The new formulation makes it difficult to crush and it turns viscous or "gooey" if an abuser tries to add liquid to it, said company spokesman Kevin Wiggins. When used properly, Opana is indicated for chronic low back and osteoarthritis pain, and cancer pain.

But the old form of Opana is still available, and pharmacy and home robberies are on the rise as addicts search for a way to get their fix, according to police.

"We're pretty much consumed by it," Shane McHenry, a detective with the Dearborn County Sheriff's Department in southern Indiana, said of Opana. He said users who cannot afford Opana sometimes travel to Cincinnati to get heroin, which is cheaper in smaller amounts.

Fort Wayne, Indiana reported about 11 pharmacy robberies related to Opana since Endo announced the reformulation, according to Fort Wayne police spokeswoman Raquel Foster. The thief would hand the pharmacist a note, as in a bank robbery, threatening harm if Opana was not delivered.

MANY SOURCES

The Opana problem has been reported by abuse experts around the country. In Florida, for example, the number of oxymorphone-related deaths rose to 493 in 2010, an increase of 109 percent from the previous year, according to Jim Hall, director of a drug abuse center at Nova Southeastern University in Florida.

Some users and dealers get painkillers from so-called "pill mills" -- storefront pain clinics that sell drugs for cash up front, often to out of-state buyers who take them for resale.

But the other way users get pills is from their doctors, or by buying from seniors looking to supplement a fixed income. One Opana pill brings up to $90 on the street depending on dosage, so it is tempting to sell, said Scott County Sheriff Dan McClain.

A woman in her late 70s was arrested in Austin, Indiana for exchanging pills for work around her house, McClain said.

"Most of what I see is people with a prescription from their doctors and they need the money," said Austin, Indiana Police Detective Lonnie Noble. He said the appetite for Opana is "more aggressive" than it was for Oxycontin.

Nashville, Tennessee Detective Michael Donaldson, who also has seen an increase in Opana abuse, said many small towns have "dirty doctors" willing to give out unneeded prescriptions.

Scott County is one of the poorest areas in Indiana, with a median household income of $39,588 in 2010. It was a hot spot for oxycodone retail distribution in 2010, with 48.79 per capita dosage units -- the highest in the state, according to Lori Croasdell, a coordinator for CEASe of Scott County, a drug abuse prevention group.

A northern section of Austin in Scott County showed signs of poverty and neglect. Run-down trailers and houses with broken windows and peeling paint were mixed in among well-kept homes and tidy gardens.

McClain said the drugs cause a vicious cycle of poverty, since abusers cannot hold a job. "Most of them sleep until noon, get up, and try to find a way to get another pill," said McClain.

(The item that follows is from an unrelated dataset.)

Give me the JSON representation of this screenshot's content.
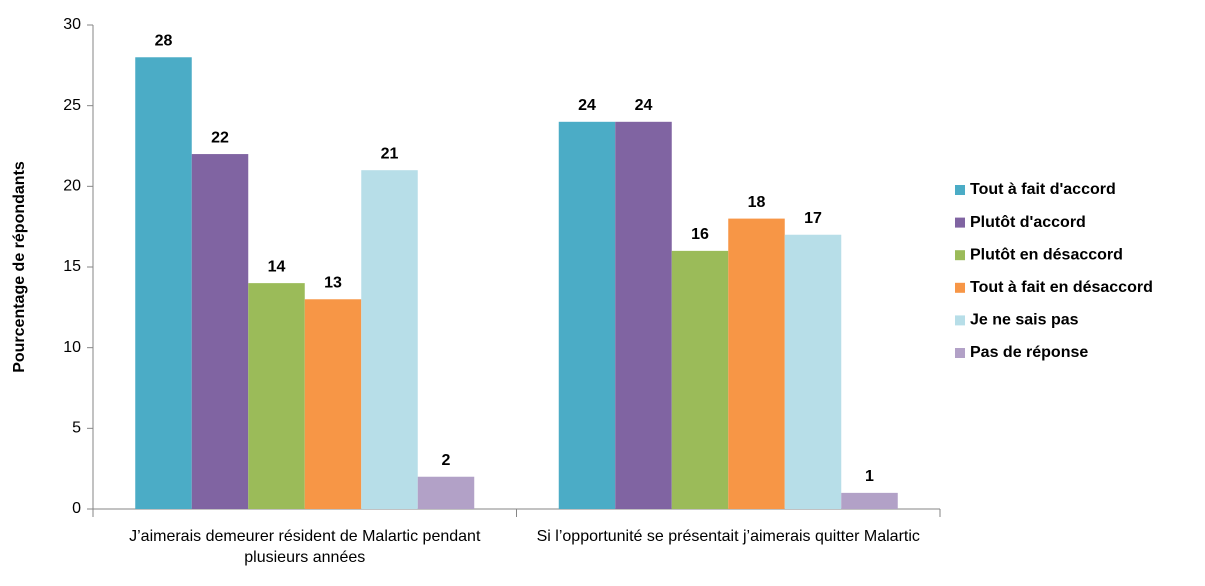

One reason for the rise in prescription pill abuse is that Americans feel they can fix any problem - pain, depression, anxiety, hopelessness - with a pill, according to Shane Avery, a Scott County doctor. And some doctors, who may mean well but fear being sued for undertreating pain, give out pills better suited for cancer patients to soothe a backache, Avery said.

"The people who abuse prescription medications know how to doctor shop," said Collins, the Scott County coroner.